Три с лишним десятилетия назад очень многие в разных странах мира, в том числе в ареале стагнирующего и разваливающегося «реального социализма», жили в трепетном ожидании пришествия и триумфа «третьей волны демократизации», по выражению Сэмюэла Хантингтона, а также яркой плеяды так называемых «транзитологов» (Гильермо О’Доннелла, Ларри Даймонда, Адама Пшеворского, Филиппа Шмиттера и мн. др.). Ждали неотвратимого распада автократий и прихода всеобщей и универсальной эры демократии, которую можно построить «здесь и сейчас», в любых условиях – была бы только политическая готовность элит-реформаторов. Верили, что выбор правильного «институционального дизайна» едва ли не решающий фактор успеха демократических реформ. В целом воспринимали логику глобального развития в своего рода «линейной перспективе» – как однозначно ведущую от авторитаризма к всеобщей демократии.

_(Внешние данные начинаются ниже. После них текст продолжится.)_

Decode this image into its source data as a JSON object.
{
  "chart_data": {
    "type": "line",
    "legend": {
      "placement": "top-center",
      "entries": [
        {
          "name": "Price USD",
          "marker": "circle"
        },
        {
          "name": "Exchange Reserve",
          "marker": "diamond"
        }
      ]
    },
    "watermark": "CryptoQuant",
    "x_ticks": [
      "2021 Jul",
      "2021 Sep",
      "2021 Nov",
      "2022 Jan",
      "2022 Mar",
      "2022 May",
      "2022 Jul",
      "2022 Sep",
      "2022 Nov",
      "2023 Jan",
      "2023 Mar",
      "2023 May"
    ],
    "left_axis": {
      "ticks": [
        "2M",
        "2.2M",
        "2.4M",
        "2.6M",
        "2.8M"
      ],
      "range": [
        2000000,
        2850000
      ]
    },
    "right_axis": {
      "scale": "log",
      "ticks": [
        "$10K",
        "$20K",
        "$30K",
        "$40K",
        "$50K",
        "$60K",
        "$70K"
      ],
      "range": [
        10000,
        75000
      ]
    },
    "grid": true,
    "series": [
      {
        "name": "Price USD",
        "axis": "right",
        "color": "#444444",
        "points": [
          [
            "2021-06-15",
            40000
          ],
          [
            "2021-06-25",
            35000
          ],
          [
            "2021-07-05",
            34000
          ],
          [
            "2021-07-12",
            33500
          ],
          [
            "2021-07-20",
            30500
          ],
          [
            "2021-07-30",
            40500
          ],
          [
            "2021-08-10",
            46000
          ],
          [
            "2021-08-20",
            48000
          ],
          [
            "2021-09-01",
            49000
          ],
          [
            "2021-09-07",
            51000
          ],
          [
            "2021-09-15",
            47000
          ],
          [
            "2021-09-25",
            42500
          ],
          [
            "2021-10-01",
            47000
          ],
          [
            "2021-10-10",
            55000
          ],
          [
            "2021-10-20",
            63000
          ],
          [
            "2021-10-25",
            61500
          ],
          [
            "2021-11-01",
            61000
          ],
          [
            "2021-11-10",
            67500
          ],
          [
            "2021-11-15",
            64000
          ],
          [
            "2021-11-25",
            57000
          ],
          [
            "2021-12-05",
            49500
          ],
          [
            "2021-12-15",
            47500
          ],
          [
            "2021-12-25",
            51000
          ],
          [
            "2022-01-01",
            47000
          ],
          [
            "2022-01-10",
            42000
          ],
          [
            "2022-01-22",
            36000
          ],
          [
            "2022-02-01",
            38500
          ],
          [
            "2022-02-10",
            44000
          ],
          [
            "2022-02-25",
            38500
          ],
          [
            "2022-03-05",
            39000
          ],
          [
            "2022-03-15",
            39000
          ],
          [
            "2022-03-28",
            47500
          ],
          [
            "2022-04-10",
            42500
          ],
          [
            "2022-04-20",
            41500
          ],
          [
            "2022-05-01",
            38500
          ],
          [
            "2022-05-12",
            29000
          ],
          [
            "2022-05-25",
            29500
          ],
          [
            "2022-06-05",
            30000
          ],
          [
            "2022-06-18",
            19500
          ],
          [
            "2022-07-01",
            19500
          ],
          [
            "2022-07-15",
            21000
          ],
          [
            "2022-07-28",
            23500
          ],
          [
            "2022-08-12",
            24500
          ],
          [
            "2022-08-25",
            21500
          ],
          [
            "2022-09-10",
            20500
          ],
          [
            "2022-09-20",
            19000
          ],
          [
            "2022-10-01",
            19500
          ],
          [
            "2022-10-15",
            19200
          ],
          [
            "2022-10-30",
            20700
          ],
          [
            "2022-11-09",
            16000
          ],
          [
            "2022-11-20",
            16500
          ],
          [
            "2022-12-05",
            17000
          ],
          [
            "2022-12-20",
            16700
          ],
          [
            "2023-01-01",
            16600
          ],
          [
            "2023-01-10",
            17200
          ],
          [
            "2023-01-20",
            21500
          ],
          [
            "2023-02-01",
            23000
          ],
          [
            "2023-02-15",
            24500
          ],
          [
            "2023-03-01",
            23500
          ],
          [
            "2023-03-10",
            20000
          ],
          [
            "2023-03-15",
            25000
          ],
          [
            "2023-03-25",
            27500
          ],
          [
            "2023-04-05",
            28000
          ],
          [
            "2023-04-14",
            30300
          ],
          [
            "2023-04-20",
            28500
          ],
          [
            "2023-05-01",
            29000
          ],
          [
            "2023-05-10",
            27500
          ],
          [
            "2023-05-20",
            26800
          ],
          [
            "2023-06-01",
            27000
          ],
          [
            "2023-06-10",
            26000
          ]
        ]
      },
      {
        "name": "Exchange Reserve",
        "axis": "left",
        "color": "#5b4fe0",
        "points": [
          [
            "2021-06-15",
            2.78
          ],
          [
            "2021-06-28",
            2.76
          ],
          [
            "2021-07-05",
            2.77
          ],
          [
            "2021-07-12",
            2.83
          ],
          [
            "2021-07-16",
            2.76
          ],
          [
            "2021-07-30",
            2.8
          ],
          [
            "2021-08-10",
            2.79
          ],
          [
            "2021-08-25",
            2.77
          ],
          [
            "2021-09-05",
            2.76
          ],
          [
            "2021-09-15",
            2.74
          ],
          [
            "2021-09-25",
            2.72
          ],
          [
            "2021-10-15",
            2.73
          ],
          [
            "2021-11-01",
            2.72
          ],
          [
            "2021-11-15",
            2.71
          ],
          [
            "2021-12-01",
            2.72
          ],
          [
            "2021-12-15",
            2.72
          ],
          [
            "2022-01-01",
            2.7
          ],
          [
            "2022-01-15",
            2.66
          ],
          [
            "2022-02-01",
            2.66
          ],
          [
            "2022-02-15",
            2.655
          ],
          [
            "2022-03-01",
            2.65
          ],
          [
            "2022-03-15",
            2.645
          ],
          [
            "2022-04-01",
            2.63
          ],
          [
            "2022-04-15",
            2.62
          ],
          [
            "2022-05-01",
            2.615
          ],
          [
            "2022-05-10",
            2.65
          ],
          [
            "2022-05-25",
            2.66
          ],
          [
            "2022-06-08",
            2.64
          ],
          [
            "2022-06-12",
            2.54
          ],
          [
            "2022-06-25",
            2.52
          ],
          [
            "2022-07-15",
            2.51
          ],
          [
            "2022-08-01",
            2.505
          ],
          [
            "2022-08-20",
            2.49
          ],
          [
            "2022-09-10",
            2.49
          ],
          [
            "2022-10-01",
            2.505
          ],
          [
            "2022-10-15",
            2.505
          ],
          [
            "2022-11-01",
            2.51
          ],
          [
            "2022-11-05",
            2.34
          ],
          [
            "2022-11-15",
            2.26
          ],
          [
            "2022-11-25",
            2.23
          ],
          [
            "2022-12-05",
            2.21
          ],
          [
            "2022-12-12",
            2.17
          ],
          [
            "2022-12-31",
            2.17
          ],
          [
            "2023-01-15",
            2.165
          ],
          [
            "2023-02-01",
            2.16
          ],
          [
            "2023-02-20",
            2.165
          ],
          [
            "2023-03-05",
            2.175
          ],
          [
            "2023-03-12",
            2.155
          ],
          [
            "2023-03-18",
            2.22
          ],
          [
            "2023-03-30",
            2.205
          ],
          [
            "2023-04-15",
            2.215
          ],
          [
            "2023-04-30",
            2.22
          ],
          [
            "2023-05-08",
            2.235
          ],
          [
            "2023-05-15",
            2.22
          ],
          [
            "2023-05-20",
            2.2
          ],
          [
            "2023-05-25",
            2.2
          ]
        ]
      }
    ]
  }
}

Конечно, реально «теория» была намного сложнее, в частности и Хантингтон, и его коллеги в принципе допускали разновекторные траектории мирового и национального политического развития, в том числе возможные, хотя и временные, волнообразные авторитарные «откаты». Рассматривались и куда более сложные варианты сочетания интересов и стратегий участников реформ, в том числе напряжения и конфликты между ними. Но в получивших распространение в те оптимистические времена популярных представлениях доминирующей все же оказалась «спрямленная» и упрощенная версия ожиданий – то, что позднее Томас Карозерс назвал «парадигмой транзита». И он был прав. Такой линейный – от авторитаризма к демократии – «транзит» явно не состоялся. Но что все это значит, какие последствия отсюда вытекают, какие уроки можно вынести на будущее?
Сегодня, в условиях едва ли не господствующих в публичном дискурсе и политической аналитике рассуждений о случившемся «кризисе демократии», «демократической рецессии», «исчерпанности либерализма», «консервативной волне» и «возврате авторитаризма» было бы важно трезво взглянуть на несбывшиеся политические и теоретические ожидания (как и иллюзии) тридцатилетней давности, в том числе чтобы понять возможные направления глобальных трендов современного развития и возникающие развилки. Это важно и потому, что выявившаяся несостоятельность многих оптимистических надежд «эпохи-1989» сейчас очень часто используется как чуть ли не «убийственный» аргумент против самой идеи демократизации. Более того, сама идея демократии зачастую представляется как ложная или незначимая цель для приоритетов современного развития, прежде всего основанных на достижении и удержании стабильности и обеспечении развития. Так ли это? Дают ли несбывшиеся надежды и уроки трех прошлых десятилетий основания для ее дискредитации или забвения?